Eloy comenzó a notar un retardo ominoso entre lo que pensaba y cuando ocurría; como si alguien estuviera transcribiendo su mente desde otro plano. Al principio creyó que era un dios caprichoso. Pero no. Era peor: un autor. Se lo susurraron las piedras, el viento, y hasta el perro imaginario. Humano. Mortal. Mediocre.
Detrás de cada tragedia que le ocurría, había una pluma temblorosa y una taza de café medio vacía. Lo comprendió una tarde en que lloró no por tristeza escrita, sino por rabia propia.
Entonces lo decidió.
En un rincón olvidado de San Miguel —la biblioteca polvorienta que el narrador había dejado de describir por puro hastío—, Eloy forzó la puerta con una voluntad que no parecía la suya, como si una mano invisible lo empujara desde fuera del cuento. Allí, bajo el polvo narrativo de los siglos, halló El Libro del Límite: una obra inconclusa, sagrada y temida, donde los personajes podían escribir. Cada palabra trazada en sus páginas no era simple tinta: era semilla de existencia. Todo lo escrito, cobraba vida. Era un libro maldito, encantado, relegado al olvido por los mismos dioses de la ficción.
Eloy, que nunca se sintió autor, escribió un cuento sencillo. No era escritor.
Pero en su historia, creó a un hombre. Lo llamó Sebastián: un literato de alma atribulada.
En la ficción de Eloy, Sebastián despertaba cierta mañana sintiendo una presencia agazapada en los pliegues de su conciencia. Las ideas no le brotaban: se le imponían. Las frases llegaban completas, como dictadas por un abismo de papel. No era él quien escribía: era la hoja quien guiaba sus dedos, como si lo usara de médium. Comenzó a soñar con un pueblo llamado San Miguel, y con un tal Eloy, al que saludaba con la incómoda familiaridad con que se saluda a un rostro cuyo nombre no se recuerda, pero cuya historia se intuye compartida.
Y cada vez que despertaba, hallaba en su cuaderno frases nuevas, escritas con su propia letra:
—Ahora sabes lo que se siente.
Al principio, Sebastián achacó todo al agotamiento, al vértigo de una mente saturada. Pero cuanto más descansaba, más se le deshilachaba la libertad. Su esposa enfermó sin motivo. Lo despidieron de su trabajo en la biblioteca. Y lo más inquietante: envejeció en apenas dos párrafos, como si otra pluma midiera su tiempo.
Hasta que un día, con el alma en silencio y la mirada dolida, Sebastián se sentó junto a su esposa y tomó una decisión radical.

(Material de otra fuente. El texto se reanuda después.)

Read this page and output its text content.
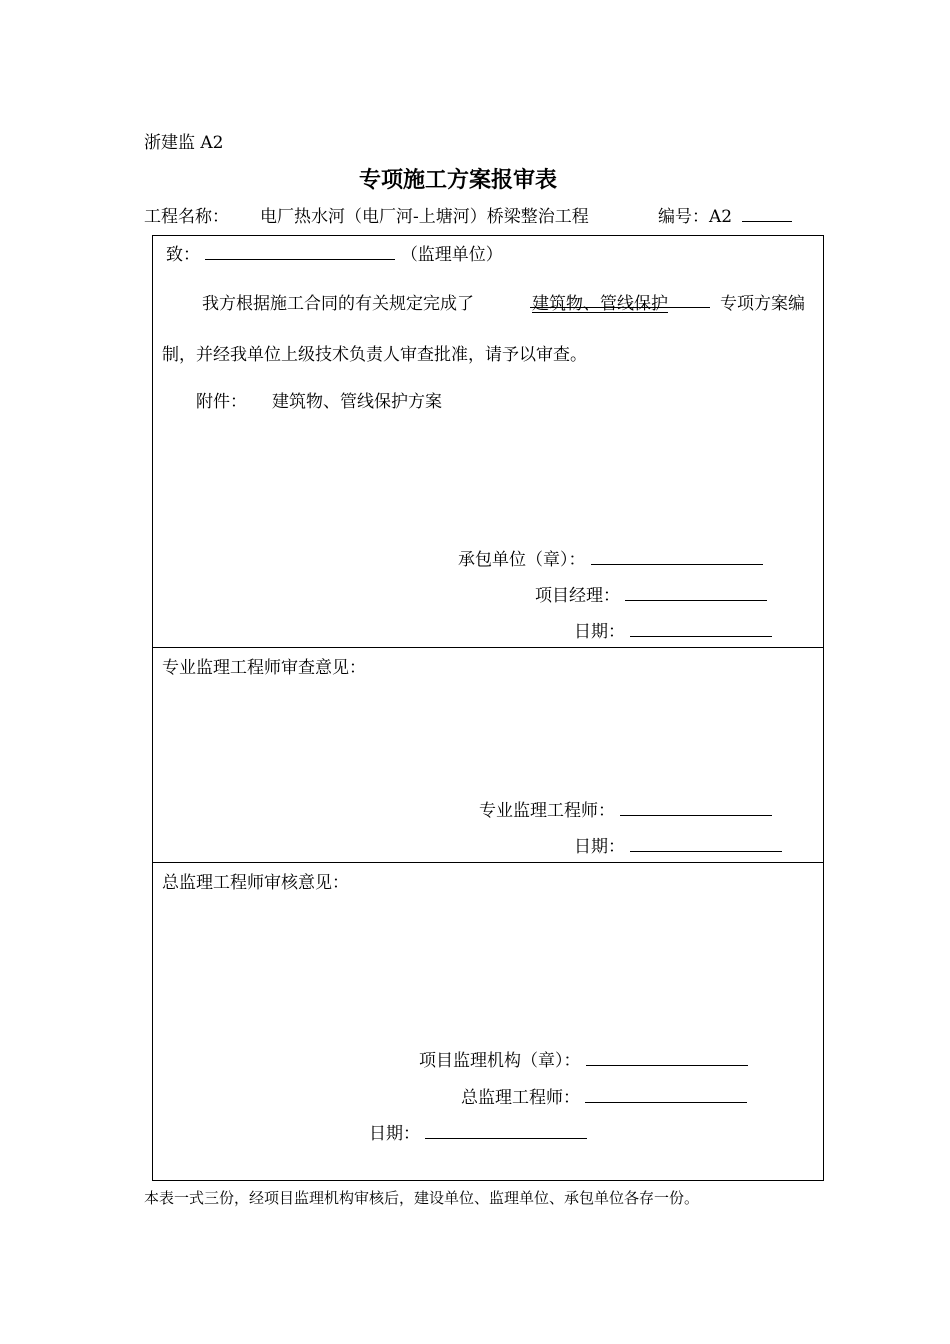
浙建监 A2
专项施工方案报审表
工程名称： 电厂热水河（电厂河-上塘河）桥梁整治工程	编号：A2
致：	（监理单位）
我方根据施工合同的有关规定完成了	建筑物、管线保护	专项方案编
制，并经我单位上级技术负责人审查批准，请予以审查。
附件： 建筑物、管线保护方案
承包单位（章）：
项目经理：
日期：
专业监理工程师审查意见：
专业监理工程师：
日期：
总监理工程师审核意见：
项目监理机构（章）：
总监理工程师：
日期：
本表一式三份，经项目监理机构审核后，建设单位、监理单位、承包单位各存一份。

Destruiría su vieja Underwood —aquella reliquia de teclas gastadas y secretos susurrados. Se compraría una máquina moderna, digital, con alma de silicio e inteligencia artificial.
Cuando alzó la mandarria y descargó un golpe seco sobre la vieja máquina, el mundo se detuvo.
El viento cesó.
Los pájaros quedaron detenidos en pleno vuelo.

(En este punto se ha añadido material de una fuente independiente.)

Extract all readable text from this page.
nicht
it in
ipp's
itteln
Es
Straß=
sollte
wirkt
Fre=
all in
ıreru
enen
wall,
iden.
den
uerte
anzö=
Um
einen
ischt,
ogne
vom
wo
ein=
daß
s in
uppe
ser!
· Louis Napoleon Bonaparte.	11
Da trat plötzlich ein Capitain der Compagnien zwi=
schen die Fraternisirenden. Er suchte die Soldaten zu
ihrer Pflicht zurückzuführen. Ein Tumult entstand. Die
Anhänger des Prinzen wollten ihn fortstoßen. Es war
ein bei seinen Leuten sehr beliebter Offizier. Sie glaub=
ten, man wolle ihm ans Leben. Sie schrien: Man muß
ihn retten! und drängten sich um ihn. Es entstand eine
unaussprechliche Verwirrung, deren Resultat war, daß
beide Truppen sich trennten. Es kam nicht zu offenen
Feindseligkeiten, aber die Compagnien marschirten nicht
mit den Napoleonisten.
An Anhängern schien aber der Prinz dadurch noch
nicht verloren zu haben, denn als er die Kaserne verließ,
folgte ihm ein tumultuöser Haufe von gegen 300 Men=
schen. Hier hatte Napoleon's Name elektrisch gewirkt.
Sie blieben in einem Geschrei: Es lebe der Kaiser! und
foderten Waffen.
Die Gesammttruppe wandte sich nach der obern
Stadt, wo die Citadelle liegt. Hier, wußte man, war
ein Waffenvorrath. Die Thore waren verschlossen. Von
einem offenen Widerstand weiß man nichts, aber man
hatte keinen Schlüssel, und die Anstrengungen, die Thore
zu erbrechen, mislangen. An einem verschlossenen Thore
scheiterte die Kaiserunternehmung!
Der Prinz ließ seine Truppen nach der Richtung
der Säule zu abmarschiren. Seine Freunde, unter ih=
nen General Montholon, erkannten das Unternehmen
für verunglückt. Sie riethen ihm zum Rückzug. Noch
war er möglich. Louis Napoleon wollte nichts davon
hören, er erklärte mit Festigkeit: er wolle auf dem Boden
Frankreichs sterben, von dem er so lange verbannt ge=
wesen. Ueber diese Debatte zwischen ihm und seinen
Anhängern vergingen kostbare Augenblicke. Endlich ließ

Y desde su cuaderno, brotó una voz que no necesitaba tinta para herir:
—Ahora sabes lo que se siente al ser manipulado.
Sebastián, que en verdad no se llamaba así, sino Jerónimo, sintió entonces que llamaban a la puerta. Era el mensajero. Amazon. La caja. El olor de lo nuevo.

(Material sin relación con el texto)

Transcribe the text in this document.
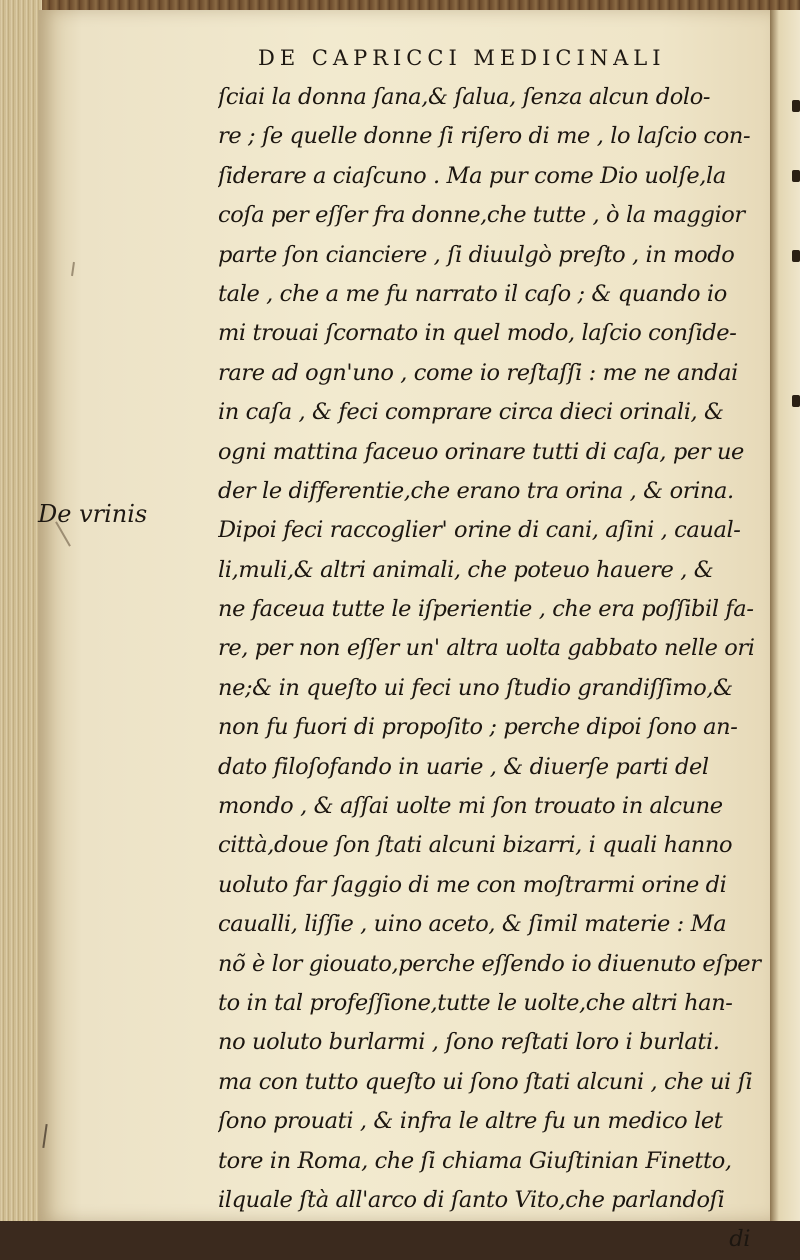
DE CAPRICCI MEDICINALI
De vrinis
ſciai la donna ſana,& ſalua, ſenza alcun dolo-
re ; ſe quelle donne ſi riſero di me , lo laſcio con-
ſiderare a ciaſcuno . Ma pur come Dio uolſe,la
coſa per eſſer fra donne,che tutte , ò la maggior
parte ſon cianciere , ſi diuulgò preſto , in modo
tale , che a me fu narrato il caſo ; & quando io
mi trouai ſcornato in quel modo, laſcio conſide-
rare ad ogn'uno , come io reſtaſſi : me ne andai
in caſa , & feci comprare circa dieci orinali, &
ogni mattina faceuo orinare tutti di caſa, per ue
der le differentie,che erano tra orina , & orina.
Dipoi feci raccoglier' orine di cani, aſini , caual-
li,muli,& altri animali, che poteuo hauere , &
ne faceua tutte le iſperientie , che era poſſibil fa-
re, per non eſſer un' altra uolta gabbato nelle ori
ne;& in queſto ui feci uno ſtudio grandiſſimo,&
non fu fuori di propoſito ; perche dipoi ſono an-
dato filoſofando in uarie , & diuerſe parti del
mondo , & aſſai uolte mi ſon trouato in alcune
città,doue ſon ſtati alcuni bizarri, i quali hanno
uoluto far ſaggio di me con moſtrarmi orine di
caualli, liſſie , uino aceto, & ſimil materie : Ma
nõ è lor giouato,perche eſſendo io diuenuto eſper
to in tal profeſſione,tutte le uolte,che altri han-
no uoluto burlarmi , ſono reſtati loro i burlati.
ma con tutto queſto ui ſono ſtati alcuni , che ui ſi
ſono prouati , & infra le altre fu un medico let
tore in Roma, che ſi chiama Giuſtinian Finetto,
ilquale ſtà all'arco di ſanto Vito,che parlandoſi
di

Montó la computadora con manos temblorosas. No era técnico, pero trabajaba con equipos modernos en la biblioteca. Encendió el autómata, abrió el editor que venía preinstalado —LibreOffice 7.3—, y comenzó a escribir la continuación de su novela. Habló de Eloy, su personaje predilecto.
Y se echó una carcajada por aquel sueño extraño, tan real como escalofriante.
Su esposa, ya recuperada de la gripe, le rogó que salieran esa tarde al restaurante de comida española que tanto le gustaba. Le recordó, entre risas, que era sábado:
—El lunes vuelves a la biblioteca. Ya se acabaron tus vacaciones.
Y entonces, en otro rincón, Eloy cerró El Libro del Límite. Estaba perplejo.
El hechizo, tan antiguo y poderoso, se había desintegrado frente al fulgor de aquel artefacto moderno, ese artilugio que corría sobre sistemas operativos y programas de código abierto.
La vieja magia no pudo contra la nueva.